また,両者の観念については,両者とも観念を生じないから,比較することができない。

ところで,本願商標の指定役務は,前記1のとおり,「電子計算機のプログラムの設計・作成又は保守」であるところ,当該役務は,日常的に一般消費者が取引する役務ではなく,通常は,主には事業者等が,役務について検討を重ねた上で取引するものと考えるのが自然であるから,需要者(事業者等)は,比較的慎重に役務を選択するとみるべきである。

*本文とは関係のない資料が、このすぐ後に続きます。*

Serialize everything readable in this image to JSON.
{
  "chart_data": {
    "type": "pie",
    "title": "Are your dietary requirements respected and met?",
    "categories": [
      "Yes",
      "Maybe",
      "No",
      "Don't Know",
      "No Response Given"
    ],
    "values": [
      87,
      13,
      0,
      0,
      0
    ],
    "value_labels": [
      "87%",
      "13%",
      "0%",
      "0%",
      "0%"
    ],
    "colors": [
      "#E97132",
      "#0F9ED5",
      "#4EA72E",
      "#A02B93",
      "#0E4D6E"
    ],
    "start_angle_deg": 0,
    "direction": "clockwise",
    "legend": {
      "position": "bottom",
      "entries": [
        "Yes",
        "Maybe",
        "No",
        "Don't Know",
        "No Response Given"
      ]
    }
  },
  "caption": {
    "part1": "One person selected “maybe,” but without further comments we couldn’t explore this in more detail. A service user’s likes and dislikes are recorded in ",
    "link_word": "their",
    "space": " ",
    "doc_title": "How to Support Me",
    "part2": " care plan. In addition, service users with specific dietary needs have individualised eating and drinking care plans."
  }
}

そこで,このような,慎重に役務を選択するであろう需要者の注意力を踏まえて本願商標と引用商標の外観・称呼及び観念を総合的に勘案すると,本願商標と引用商標は,その称呼が共通するとしても,外観において顕著な差異を有するものであることから,これらを同一又は類似の役務に使用した場合においても,役務の出所について誤認混同を生ずるおそれはなく,互いに紛れるおそれのない非類似の商標というのが相当である。

以上のとおりであるから,本願商標が商標法第4条第1項第11号に該当するとして本願を拒絶した原査定は,妥当でなく,取消しを免れない。

その他,本願について拒絶の理由を発見しない。

よって,結論のとおり審決する。